Kleine Geschichte des Tretboots

Der Mechanismus von Tretbooten – mit Muskelkraft betriebene Boote, bei denen die Kraft über eine Antriebskette auf ein Schaufelrad weitergeleitet wird - ist bereits seit der Antike bekannt. Allerdings war diesen „Schaufelradschiffen“, die u. a. als Kriegsmaschinen im 4. Jahrhundert n. Chr. belegt sind, kein größerer Erfolg beschieden. Konstruktionszeichnungen von Leonardo da Vinci belegen auch im 15. Jahrhundert verschiedene Modelle, wobei der Antrieb über ein Laufrad oder eine Handkurbel gedacht war. Doch konnten sich diese Erfindungen ebenso wenig durchsetzen wie amerikanische Fährboote im 19. Jahrhundert, deren Schaufelräder über Tretmühlen durch Pferde oder Maultiere betrieben wurden.

Das vermutlich erste Tretboot als individuell nutzbares „Freizeitgerät“ wurde 1810 von Joseph von Baader erfunden. Der „Wasserschlitten“ auf Kufen fand in der adeligen und großbürgerlichen Welt allerdings noch keine größere Verbreitung. Die meisten der nachfolgenden Tretboot-Modelle basieren schließlich auf dem Fahrrad, das 1817 unter dem Namen „Vélocipède“ in Frankreich als Laufrad patentiert und von Pierre Michaux als Zweirad mit Tretkurbel modifiziert wurde.

Die „industrielle Revolution“ mit ihren in der Folge geregelten Arbeits- und Ruhezeiten brachte gegen Ende des 19. Jahrhunderts auch Neuerungen in der Freizeitgestaltung, und das Wasserfahrrad trat seinen Siegeszug an, als sich auch das Fahrrad generell als Transportmittel durchsetzte und ständige Verbesserungen erfuhr. Hier betätigten sich an der Wende zum 20. Jahrhunderts viele „Erfinder“, von denen häufig nicht einmal die Namen bekannt sind. Sie alle versuchten, aus dem Fahrrad ein wassertaugliches Fortbewegungsmittel zu schaffen, das mit Vergnügungsdampfern Schritt halten konnte. Bis zum Ende des Zweiten Weltkriegs blieben Ruderboote jedoch die klassischen Freizeitboote. Vor alle durch die Kunststoffindustrie und ihre Massenprodukte fanden danach Tretboote in der westlichen Welt weite Verbreitung. Sie existieren seit den 1950er-Jahren nahezu unveränderlich in dieser Form, wenngleich heute weitere, phantasievolle Modelle, z. B. in Form von motorbetriebenen E-Bikes, Flüsse und Seen erobern.

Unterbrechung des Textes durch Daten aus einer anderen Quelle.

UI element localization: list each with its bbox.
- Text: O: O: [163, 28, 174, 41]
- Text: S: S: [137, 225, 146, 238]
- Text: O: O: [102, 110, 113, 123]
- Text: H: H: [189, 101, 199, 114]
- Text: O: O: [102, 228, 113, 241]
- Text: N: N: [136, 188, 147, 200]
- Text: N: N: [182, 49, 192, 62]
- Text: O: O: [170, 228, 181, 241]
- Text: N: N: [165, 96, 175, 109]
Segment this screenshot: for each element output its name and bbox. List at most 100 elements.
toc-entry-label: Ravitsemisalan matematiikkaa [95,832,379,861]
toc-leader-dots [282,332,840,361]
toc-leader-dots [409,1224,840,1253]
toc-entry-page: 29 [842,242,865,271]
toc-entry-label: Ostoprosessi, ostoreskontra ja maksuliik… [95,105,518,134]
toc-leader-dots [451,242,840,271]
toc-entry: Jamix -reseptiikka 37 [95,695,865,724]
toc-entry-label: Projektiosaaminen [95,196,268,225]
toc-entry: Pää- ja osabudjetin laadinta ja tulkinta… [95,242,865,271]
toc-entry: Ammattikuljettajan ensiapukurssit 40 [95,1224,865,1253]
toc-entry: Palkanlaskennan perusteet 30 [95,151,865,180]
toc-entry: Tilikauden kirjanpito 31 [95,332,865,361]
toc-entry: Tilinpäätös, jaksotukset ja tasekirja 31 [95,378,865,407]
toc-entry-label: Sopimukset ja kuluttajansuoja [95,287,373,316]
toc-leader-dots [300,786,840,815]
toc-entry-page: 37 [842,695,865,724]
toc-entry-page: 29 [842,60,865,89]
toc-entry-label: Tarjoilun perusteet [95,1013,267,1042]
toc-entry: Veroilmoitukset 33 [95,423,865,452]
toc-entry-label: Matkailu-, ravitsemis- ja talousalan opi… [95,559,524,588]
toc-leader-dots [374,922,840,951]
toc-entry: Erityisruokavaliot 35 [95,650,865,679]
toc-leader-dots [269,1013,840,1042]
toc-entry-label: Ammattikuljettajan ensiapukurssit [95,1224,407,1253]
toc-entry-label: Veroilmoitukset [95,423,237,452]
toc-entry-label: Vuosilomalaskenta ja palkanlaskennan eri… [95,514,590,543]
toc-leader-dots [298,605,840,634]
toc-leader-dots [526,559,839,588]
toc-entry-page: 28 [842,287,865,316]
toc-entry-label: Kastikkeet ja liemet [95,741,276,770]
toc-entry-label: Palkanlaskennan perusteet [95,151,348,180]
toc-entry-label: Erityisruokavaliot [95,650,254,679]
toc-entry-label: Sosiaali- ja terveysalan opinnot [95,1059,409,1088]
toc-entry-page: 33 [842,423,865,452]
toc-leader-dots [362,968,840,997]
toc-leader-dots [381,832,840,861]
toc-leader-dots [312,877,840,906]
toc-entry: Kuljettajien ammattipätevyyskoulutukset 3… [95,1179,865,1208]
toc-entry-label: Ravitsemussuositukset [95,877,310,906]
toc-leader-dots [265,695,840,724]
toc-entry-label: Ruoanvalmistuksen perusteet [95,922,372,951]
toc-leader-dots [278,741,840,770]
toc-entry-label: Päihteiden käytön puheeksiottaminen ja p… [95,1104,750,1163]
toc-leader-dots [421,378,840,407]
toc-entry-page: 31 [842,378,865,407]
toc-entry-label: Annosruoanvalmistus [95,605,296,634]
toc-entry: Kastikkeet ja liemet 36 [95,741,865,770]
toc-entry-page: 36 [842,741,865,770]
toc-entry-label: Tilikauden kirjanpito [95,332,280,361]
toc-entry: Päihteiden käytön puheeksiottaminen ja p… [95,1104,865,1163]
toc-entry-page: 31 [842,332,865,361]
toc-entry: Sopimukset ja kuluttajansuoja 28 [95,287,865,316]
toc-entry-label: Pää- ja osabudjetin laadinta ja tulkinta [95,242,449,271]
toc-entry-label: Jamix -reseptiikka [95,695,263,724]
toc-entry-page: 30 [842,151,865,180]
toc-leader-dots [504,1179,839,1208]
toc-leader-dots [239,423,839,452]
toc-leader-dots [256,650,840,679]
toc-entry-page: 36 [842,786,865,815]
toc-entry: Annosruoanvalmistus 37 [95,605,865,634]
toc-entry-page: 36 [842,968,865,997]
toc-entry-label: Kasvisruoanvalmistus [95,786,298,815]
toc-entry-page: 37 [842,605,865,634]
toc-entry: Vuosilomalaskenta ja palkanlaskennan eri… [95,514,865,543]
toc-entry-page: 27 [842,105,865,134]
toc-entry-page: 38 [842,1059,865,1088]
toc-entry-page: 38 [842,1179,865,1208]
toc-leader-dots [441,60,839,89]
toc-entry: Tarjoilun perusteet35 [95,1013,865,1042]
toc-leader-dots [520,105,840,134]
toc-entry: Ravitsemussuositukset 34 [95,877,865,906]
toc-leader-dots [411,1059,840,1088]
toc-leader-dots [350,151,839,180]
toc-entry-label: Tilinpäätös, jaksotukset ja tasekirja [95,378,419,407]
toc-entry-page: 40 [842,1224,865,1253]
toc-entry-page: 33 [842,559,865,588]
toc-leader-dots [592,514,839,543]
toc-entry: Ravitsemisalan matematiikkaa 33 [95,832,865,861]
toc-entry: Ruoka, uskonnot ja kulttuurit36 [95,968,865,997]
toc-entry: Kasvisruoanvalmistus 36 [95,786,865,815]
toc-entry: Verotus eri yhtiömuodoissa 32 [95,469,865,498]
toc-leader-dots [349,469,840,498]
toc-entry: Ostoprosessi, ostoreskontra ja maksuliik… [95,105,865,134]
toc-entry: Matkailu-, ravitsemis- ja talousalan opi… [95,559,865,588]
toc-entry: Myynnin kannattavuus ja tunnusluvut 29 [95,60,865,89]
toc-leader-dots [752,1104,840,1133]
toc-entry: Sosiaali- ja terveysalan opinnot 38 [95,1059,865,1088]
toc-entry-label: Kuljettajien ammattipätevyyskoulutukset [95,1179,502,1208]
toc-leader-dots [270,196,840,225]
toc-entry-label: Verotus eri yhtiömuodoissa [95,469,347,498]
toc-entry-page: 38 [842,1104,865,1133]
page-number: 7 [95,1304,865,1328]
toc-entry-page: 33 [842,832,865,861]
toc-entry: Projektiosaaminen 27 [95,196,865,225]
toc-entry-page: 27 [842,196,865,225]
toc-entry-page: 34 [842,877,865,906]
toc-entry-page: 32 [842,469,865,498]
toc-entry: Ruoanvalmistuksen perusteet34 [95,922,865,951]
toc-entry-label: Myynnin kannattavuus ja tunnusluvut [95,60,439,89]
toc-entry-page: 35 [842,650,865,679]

Initiator zur Einrichtung eines Augsburger Betriebes für die Benutzung von Leihbooten auf dem Wassergraben am Oblatterwall war der in Metzingen/Württemberg gebürtige Paul Heinrich Kurz (* 1852, † 1933). Nach seiner Hochzeit mit einer Augsburgerin im Jahr 1876 betrieb Kurz zunächst eine Kaffeerösterei („Kaffeebrennerei“) in der Jakobervorstadt. Seine Geschäftsidee als „Kahnverleiher“ verwirklichte er nachweislich erst im Geschäftsjahr 1900/01. (b)

Der Wassergraben entlang des Oblatterwalls und der alten Stadtmauer, bei den Augsburgern allzeit als Erholungsoase beliebt, erhielt durch die dort anliegenden kleinen Ruderboote, die nachweislich schon im 19. Jahrhundert verkehrten, bald die Bezeichnung „Kahnfahrt“. Seit 1950 ist dort auch ein Gastronomiebetrieb mit Sitzplätzen im Freien nachzuweisen. In den Grünanlagen am Wassergraben, unweit von seinem Elternhaus, verbrachte auch der jugendliche Bertolt Brecht in den 1910er Jahren häufig seine Freizeit.

Durch die Bombardierungen des Zweiten Weltkriegs wurden auch die Wallanlagen und das System des „Stadtgrabens“ stark beschädigt, der für einige Jahre trockengelegt werden musste und in dieser Zeit als Viehweide genutzt wurde. Nach der Behebung der Bauschäden und der neuerlichen Flutung des Grabens nahm die Kahnfahrt ihren Betrieb wieder auf. Seit ca. 1980 werden neben den klassischen Ruderbooten auch Kähne mit Elektroantrieb verliehen.